Oil markets whipsaw as Iran-US tensions flare again: Brent swings around $96 amid Strait of Hormuz crisis
European energy markets endured another volatile session on Wednesday 28 May 2026, as renewed military exchanges between the United States and Iran reignited the geopolitical risk premium that has dominated crude pricing since February. The July Brent contract swung sharply, trading around $96 a barrel after the US military downed four Iranian drones and struck a ground base in southern Iran, prompting Tehran to target a US base and vessels in the Strait of Hormuz.
The most significant oil crisis in modern history
Analysts at Ostrum Asset Management have not minced words: the closure of the Strait of Hormuz has created the most significant oil crisis in modern history, with more than 14 million barrels per day knocked out of service and cumulative Gulf production losses exceeding one billion barrels since February 2026. The strait remains the single most important chokepoint in global energy logistics.

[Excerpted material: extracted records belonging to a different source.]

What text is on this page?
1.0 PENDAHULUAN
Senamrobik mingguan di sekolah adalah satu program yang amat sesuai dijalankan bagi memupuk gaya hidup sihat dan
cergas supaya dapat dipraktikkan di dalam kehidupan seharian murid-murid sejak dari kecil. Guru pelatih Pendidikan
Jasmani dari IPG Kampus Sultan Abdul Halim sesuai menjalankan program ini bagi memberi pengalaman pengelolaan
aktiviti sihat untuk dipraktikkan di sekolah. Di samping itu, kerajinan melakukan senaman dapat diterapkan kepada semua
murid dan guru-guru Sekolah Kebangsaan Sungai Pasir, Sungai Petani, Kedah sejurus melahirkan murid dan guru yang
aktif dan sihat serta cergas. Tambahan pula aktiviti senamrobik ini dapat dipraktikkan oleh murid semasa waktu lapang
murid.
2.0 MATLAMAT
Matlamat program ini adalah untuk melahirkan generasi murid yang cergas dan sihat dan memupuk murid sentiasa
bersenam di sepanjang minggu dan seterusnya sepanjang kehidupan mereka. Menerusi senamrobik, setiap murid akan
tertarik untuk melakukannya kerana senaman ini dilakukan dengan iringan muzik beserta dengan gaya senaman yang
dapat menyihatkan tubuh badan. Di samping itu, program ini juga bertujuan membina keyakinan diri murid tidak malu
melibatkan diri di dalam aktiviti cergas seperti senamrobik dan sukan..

The price action has been brutal in both directions. Crude had retreated on Tuesday on hopes of a framework agreement between Washington and Tehran, only to rebound as the strikes shattered that optimism. Energy traders caution that any reported framework could yet be walked back, particularly given the absence of explicit US confirmation.

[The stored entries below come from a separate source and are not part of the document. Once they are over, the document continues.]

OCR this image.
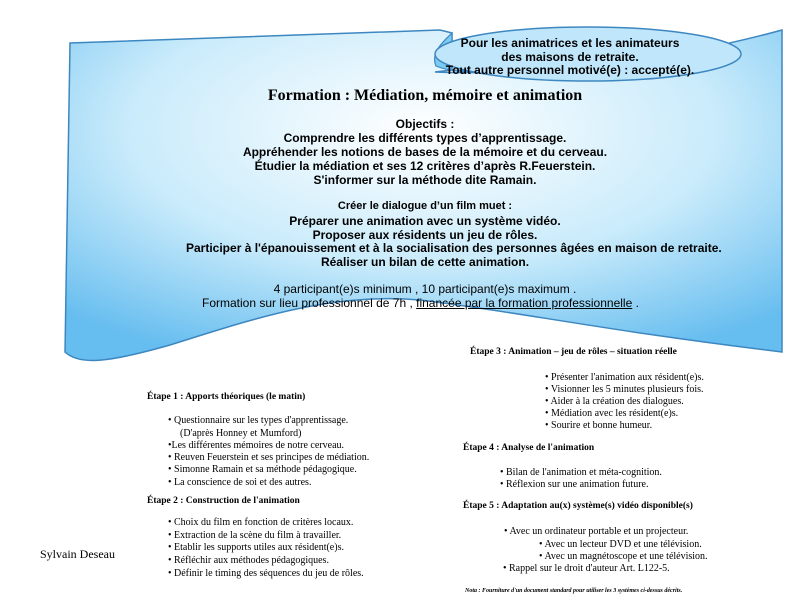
Pour les animatrices et les animateurs
des maisons de retraite.
Tout autre personnel motivé(e) : accepté(e).
Formation : Médiation, mémoire et animation
Objectifs :
Comprendre les différents types d’apprentissage.
Appréhender les notions de bases de la mémoire et du cerveau.
Étudier la médiation et ses 12 critères d’après R.Feuerstein.
S'informer sur la méthode dite Ramain.
Créer le dialogue d’un film muet :
Préparer une animation avec un système vidéo.
Proposer aux résidents un jeu de rôles.
Participer à l'épanouissement et à la socialisation des personnes âgées en maison de retraite.
Réaliser un bilan de cette animation.
4 participant(e)s minimum , 10 participant(e)s maximum .
Formation sur lieu professionnel de 7h , financée par la formation professionnelle .
Étape 1 : Apports théoriques (le matin)
• Questionnaire sur les types d'apprentissage.
(D'après Honney et Mumford)
•Les différentes mémoires de notre cerveau.
• Reuven Feuerstein et ses principes de médiation.
• Simonne Ramain et sa méthode pédagogique.
• La conscience de soi et des autres.
Étape 2 : Construction de l'animation
• Choix du film en fonction de critères locaux.
• Extraction de la scène du film à travailler.
• Etablir les supports utiles aux résident(e)s.
• Réfléchir aux méthodes pédagogiques.
• Définir le timing des séquences du jeu de rôles.
Sylvain Deseau
Étape 3 : Animation – jeu de rôles – situation réelle
• Présenter l'animation aux résident(e)s.
• Visionner les 5 minutes plusieurs fois.
• Aider à la création des dialogues.
• Médiation avec les résident(e)s.
• Sourire et bonne humeur.
Étape 4 : Analyse de l'animation
• Bilan de l'animation et méta-cognition.
• Réflexion sur une animation future.
Étape 5 : Adaptation au(x) système(s) vidéo disponible(s)
• Avec un ordinateur portable et un projecteur.
• Avec un lecteur DVD et une télévision.
• Avec un magnétoscope et une télévision.
• Rappel sur le droit d'auteur Art. L122-5.
Nota : Fourniture d'un document standard pour utiliser les 3 systèmes ci-dessus décrits.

Equity markets stay cautious
European equities adopted a defensive posture. The volatility feeds directly into the inflation dynamics flagged by the Commission’s Spring Forecast, which now sees energy commodity prices remaining around 20% above pre-war levels well into 2027. For European industry — already grappling with elevated input costs — the prospect of a prolonged Hormuz disruption represents a structural headwind rather than a transitory spike, complicating the European Central Bank’s path ahead of its 11 June Governing Council.